The final section, ‘Pearl’, interleaves with the first three — which may be part of author John Smith’s imagination. Again we’re in the realm of interracial disharmony, when Smith, the half-Chinese narrator, and his white wife, Nola, travel to China to adopt a child. John fears he is a ‘banana’ — yellow on the outside, white on the inside. He doesn’t even speak Chinese. He feels that the other (white) adoptive parents they meet resent him because ‘he looks the part’. But he has never even dated a Chinese girl. Nola was his ‘occident waiting to happen’. While she sleeps, John is drawn to a prostitute, Pearl — but ends up simply talking to her.

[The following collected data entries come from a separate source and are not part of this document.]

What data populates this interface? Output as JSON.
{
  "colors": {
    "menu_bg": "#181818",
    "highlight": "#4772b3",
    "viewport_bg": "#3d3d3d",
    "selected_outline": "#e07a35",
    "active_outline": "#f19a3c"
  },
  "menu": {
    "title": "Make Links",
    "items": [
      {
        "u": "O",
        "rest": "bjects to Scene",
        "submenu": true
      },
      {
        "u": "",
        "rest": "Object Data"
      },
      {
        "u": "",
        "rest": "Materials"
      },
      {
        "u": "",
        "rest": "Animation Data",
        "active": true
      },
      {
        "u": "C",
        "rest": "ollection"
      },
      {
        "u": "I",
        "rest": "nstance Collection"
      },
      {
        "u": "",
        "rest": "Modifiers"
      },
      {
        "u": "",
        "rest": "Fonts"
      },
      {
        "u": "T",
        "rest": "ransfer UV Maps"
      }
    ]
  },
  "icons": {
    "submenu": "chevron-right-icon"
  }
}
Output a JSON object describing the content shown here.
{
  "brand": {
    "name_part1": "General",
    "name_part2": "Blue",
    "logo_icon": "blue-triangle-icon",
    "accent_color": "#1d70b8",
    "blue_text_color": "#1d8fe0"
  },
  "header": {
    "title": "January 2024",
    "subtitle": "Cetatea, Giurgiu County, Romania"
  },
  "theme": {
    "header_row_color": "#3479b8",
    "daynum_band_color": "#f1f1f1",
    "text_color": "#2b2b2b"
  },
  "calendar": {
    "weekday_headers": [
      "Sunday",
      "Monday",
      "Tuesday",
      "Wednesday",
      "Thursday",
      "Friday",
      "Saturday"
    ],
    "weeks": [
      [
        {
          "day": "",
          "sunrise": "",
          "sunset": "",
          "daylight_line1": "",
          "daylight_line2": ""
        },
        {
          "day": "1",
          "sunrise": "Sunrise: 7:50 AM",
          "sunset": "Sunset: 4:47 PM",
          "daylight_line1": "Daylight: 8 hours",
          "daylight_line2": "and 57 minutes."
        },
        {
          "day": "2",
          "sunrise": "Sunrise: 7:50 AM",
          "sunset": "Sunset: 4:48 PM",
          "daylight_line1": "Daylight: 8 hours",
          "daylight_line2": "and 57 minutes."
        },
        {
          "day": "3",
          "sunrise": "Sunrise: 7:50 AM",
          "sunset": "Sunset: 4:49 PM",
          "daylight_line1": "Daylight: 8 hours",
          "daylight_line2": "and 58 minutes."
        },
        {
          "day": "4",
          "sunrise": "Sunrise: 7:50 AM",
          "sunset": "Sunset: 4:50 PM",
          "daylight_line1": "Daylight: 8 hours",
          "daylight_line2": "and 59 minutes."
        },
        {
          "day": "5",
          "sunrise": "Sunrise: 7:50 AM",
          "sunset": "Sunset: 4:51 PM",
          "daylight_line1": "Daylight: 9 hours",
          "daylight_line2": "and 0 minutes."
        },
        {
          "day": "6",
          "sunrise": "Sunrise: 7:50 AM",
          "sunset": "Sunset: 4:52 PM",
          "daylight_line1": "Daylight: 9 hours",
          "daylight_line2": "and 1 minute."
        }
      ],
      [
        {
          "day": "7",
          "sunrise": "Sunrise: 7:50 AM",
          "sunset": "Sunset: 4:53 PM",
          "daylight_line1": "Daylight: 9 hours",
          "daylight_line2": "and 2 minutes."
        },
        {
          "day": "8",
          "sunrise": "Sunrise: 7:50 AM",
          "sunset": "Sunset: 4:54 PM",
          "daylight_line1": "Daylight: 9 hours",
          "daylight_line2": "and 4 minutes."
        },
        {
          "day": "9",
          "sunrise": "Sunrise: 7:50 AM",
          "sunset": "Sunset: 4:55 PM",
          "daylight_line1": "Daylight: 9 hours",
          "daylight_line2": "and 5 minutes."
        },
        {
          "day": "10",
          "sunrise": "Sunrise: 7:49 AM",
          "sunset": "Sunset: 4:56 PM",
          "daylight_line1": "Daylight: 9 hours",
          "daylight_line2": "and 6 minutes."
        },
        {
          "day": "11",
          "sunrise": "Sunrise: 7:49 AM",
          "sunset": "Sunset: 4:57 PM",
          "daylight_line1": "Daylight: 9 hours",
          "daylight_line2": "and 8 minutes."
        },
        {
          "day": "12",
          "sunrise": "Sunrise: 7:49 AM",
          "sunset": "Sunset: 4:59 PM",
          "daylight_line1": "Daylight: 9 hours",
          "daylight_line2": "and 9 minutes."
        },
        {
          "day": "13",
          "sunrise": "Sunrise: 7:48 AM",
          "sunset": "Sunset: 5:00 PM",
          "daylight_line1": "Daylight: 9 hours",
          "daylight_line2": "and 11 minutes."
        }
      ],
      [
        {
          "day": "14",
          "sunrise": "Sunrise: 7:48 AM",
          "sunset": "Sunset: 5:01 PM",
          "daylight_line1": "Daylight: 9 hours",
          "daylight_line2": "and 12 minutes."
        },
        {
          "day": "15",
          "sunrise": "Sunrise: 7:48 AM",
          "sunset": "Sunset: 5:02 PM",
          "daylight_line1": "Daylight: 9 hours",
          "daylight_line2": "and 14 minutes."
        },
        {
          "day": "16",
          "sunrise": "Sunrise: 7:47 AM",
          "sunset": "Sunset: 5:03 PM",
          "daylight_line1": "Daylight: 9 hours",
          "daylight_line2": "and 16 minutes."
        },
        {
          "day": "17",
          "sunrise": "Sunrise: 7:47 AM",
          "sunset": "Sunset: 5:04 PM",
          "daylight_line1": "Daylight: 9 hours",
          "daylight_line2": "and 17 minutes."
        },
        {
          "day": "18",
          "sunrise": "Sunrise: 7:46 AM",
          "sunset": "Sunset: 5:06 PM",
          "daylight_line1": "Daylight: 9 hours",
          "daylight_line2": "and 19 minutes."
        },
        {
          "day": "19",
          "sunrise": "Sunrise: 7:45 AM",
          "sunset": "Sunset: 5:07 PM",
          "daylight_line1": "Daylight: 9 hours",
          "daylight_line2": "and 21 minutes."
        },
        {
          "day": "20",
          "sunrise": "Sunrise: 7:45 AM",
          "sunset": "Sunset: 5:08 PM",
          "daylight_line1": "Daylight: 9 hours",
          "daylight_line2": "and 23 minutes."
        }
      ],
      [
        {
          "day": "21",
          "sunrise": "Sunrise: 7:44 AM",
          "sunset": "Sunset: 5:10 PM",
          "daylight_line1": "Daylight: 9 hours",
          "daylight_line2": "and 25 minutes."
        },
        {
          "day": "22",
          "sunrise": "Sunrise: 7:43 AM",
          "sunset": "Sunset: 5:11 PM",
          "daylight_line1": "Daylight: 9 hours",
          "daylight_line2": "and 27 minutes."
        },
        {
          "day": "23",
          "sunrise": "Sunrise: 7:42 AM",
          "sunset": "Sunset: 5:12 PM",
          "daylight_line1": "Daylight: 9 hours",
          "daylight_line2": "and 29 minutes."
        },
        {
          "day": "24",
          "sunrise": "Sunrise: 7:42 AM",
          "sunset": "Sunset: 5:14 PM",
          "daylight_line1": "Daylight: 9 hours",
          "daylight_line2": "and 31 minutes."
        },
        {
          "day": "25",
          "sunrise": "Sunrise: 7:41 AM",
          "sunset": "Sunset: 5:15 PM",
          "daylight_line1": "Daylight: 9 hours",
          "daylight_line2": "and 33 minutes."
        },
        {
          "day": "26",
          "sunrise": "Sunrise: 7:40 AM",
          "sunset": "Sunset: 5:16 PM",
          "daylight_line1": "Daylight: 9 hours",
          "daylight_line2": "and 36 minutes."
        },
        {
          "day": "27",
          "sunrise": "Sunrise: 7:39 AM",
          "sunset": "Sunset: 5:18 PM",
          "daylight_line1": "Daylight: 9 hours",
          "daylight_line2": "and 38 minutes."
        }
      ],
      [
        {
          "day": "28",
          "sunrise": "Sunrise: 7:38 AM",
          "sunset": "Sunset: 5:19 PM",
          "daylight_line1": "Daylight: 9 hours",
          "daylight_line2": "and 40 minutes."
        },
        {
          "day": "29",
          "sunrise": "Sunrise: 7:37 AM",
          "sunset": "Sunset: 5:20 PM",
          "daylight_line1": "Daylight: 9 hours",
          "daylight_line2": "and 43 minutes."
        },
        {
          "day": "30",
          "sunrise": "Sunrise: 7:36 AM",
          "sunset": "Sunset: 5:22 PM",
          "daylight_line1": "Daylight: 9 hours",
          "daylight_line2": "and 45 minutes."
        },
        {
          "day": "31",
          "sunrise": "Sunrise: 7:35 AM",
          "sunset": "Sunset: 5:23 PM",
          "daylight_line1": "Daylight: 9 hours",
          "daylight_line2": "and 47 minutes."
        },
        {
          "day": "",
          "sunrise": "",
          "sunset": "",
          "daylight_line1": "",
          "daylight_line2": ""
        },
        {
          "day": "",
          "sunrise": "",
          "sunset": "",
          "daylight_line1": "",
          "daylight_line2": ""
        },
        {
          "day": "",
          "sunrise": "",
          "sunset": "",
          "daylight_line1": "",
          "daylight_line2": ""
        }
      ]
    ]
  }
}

When the other adopters receive their babies, John and Nola find themselves bereft. The baby they had seen in the photograph does not appear. When they are offered a substitute, they remonstrate; only to discover that Mei Mei — their intended — had died that morning. Nola insists on seeing the dead baby — after which they are taken to the crib room and allowed to choose whichever child they like, as a sort of compensation. But they cannot. They don’t want to ‘choose’; they want to be ‘chosen’. Which they are, eventually, when Nola feels her finger in the tiny grip of another baby that has been placed in her arms. At John’s suggestion they call her Pearl, after the prostitute he befriended, and whose existence he has kept to himself.
Davies’s first novel, The Welsh Girl, published in 2007, was longlisted for the Man Booker Prize, and he was adjudged one of Granta’s Best Young British Novelists. The Fortunes is an equally beguiling book, and should do much to strengthen Davies’s reputation.